Ellos le dijeron: "Mujer, ¿por qué lloras?". María respondió: "Porque se han llevado a mi Señor y no sé dónde lo han puesto".
Al decir esto se dio vuelta y vio a Jesús, que estaba allí, pero no lo reconoció.
Jesús le preguntó: "Mujer, ¿por qué lloras? ¿A quién buscas?". Ella, pensando que era el cuidador de la huerta, le respondió: "Señor, si tú lo has llevado, dime dónde lo has puesto y yo iré a buscarlo".
Jesús le dijo: "¡María!". Ella lo reconoció y le dijo en hebreo: "¡Raboní!", es decir "¡Maestro!".
Jesús le dijo: "No me retengas, porque todavía no he subido al Padre. Ve a decir a mis hermanos: 'Subo a mi Padre, el Padre de ustedes; a mi Dios, el Dios de ustedes'".
María Magdalena fue a anunciar a los discípulos que había visto al Señor y que él le había dicho esas palabras.
Análisis histórico Evangelio

El texto narra un episodio posterior a la ejecución de Jesús, en el que María Magdalena, una seguidora identificada explícitamente, representa la incertidumbre y el duelo tras la ruptura de expectativas mesiánicas. El escenario es un sepulcro, símbolo de la derrota y la ausencia, marcado por el llanto y la confusión. La aparición de ángeles —figuras asociadas con mensajes divinos— y el encuentro con el resucitado Jesús subvierten la lógica del duelo: tras una serie de preguntas y malentendidos, el reconocimiento se produce por el llamado personal del nombre, "¡María!", que reactiva la relación y el sentido. La orden de Jesús, "No me retengas", indica una redefinición de los lazos físicos y la forma de presencia, vinculando la experiencia individual de María con la misión de comunicar el mensaje a una comunidad más amplia. El motivo del "huerto" y la confusión con el "cuidador" actualiza en clave narrativa temas de identidad y revelación. El núcleo del pasaje está en la transformación del dolor individual en un encargo de transmisión que funda una nueva comunicación y pertenencia.

Reflexión

Una nueva comunidad naciente desde quiebres y reconocimiento

La composición de estas lecturas articula el paso desde la confusión del duelo y la dispersión individual hacia la formación de una comunidad reunida en torno a una experiencia común reinterpretada. El reconocimiento personalizado (María llamada por su nombre), el llamamiento colectivo (Pedro convocando al bautismo), y la espera confiada (el salmo litúrgico) constituyen mecanismos distintos que se traducen en una nueva pertenencia comunitaria.

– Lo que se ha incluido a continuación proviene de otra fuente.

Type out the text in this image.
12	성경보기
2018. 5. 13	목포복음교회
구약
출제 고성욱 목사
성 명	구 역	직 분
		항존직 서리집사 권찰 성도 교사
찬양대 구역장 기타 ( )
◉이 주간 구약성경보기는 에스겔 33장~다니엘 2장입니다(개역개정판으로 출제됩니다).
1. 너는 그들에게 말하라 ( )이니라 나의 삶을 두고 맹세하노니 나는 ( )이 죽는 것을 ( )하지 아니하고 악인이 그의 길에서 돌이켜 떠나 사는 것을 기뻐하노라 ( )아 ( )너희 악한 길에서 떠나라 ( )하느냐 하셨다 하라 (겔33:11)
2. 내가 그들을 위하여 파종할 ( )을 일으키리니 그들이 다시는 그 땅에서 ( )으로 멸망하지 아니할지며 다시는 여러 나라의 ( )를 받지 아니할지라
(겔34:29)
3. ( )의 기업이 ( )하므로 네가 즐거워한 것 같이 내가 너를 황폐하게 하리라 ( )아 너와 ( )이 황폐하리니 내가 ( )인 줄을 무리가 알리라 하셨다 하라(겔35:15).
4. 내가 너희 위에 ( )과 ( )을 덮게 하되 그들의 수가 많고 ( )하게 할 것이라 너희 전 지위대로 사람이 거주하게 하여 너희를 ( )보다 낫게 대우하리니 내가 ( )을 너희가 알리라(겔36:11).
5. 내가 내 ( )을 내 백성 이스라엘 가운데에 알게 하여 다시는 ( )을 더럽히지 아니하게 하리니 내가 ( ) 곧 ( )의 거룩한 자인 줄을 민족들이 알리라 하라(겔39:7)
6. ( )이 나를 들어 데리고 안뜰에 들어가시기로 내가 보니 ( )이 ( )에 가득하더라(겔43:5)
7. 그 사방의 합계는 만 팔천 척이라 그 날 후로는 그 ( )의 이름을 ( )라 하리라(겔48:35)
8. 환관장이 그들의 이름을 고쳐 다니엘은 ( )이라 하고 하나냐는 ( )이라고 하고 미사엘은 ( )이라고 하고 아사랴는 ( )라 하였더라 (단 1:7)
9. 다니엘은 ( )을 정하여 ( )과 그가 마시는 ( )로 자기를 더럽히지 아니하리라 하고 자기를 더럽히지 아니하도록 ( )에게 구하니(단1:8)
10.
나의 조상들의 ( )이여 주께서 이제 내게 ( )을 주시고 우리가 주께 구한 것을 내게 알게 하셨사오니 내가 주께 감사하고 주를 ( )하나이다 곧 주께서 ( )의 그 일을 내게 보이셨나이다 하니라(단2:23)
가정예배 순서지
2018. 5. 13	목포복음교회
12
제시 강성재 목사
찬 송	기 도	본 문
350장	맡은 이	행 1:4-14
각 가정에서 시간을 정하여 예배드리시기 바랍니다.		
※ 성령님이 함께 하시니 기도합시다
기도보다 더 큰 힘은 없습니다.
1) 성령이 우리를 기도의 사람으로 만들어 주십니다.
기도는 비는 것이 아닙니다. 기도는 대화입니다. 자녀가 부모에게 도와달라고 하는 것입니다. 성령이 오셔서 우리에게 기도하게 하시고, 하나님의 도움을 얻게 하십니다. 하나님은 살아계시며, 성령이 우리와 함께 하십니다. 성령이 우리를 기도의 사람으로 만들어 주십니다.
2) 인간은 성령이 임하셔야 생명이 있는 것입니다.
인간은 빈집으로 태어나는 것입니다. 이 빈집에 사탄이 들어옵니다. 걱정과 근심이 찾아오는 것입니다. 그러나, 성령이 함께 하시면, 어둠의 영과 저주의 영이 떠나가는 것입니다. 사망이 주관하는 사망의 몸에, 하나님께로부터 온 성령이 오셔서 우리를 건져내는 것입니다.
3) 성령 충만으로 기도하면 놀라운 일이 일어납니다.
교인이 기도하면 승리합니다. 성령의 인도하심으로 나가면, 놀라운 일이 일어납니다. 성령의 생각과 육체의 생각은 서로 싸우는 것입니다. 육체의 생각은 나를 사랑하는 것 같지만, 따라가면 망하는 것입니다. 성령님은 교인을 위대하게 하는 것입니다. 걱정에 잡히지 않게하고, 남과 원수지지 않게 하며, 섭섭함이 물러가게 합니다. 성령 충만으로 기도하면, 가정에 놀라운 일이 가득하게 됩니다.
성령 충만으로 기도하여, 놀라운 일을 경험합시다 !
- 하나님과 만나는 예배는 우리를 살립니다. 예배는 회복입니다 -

El primer mecanismo relevante es el de reconfiguración de la identidad: María, representando la soledad ante la tumba, es transformada en portavoz mediante un contacto directo y una instrucción novedosa. Pedro, por su parte, ofrece una oportunidad para redefinir la pertenencia más allá de los límites anteriores, incorporando incluso a los “lejanos”. El segundo mecanismo, la creación ritual de cohesión, aparece tanto en el bautismo como en la recitación salmódica: ambos ofrecen soportes tangibles —el rito, la palabra litúrgica— que sostienen el pasaje de la crisis a la esperanza. Finalmente, la apertura universalizante: la promesa “a todos los que están lejos” y la mirada del “Señor” dirigida a los que esperan indican que la nueva identidad no se delimita por herencia ni geografía, sino por una respuesta activa y una esperanza concertada.

La pertinencia contemporánea radica en la forma en que estos mecanismos ilustran procesos de reconstrucción social y subjetiva tras experiencias de fractura profunda: desde lo particular al reconocimiento común, de la pérdida a la agencia compartida. La enseñanza central de este conjunto es que el vínculo comunitario se modela a través de la transformación de crisis privadas en lazos colectivos, mediante ritos, palabras y responsabilidades compartidas.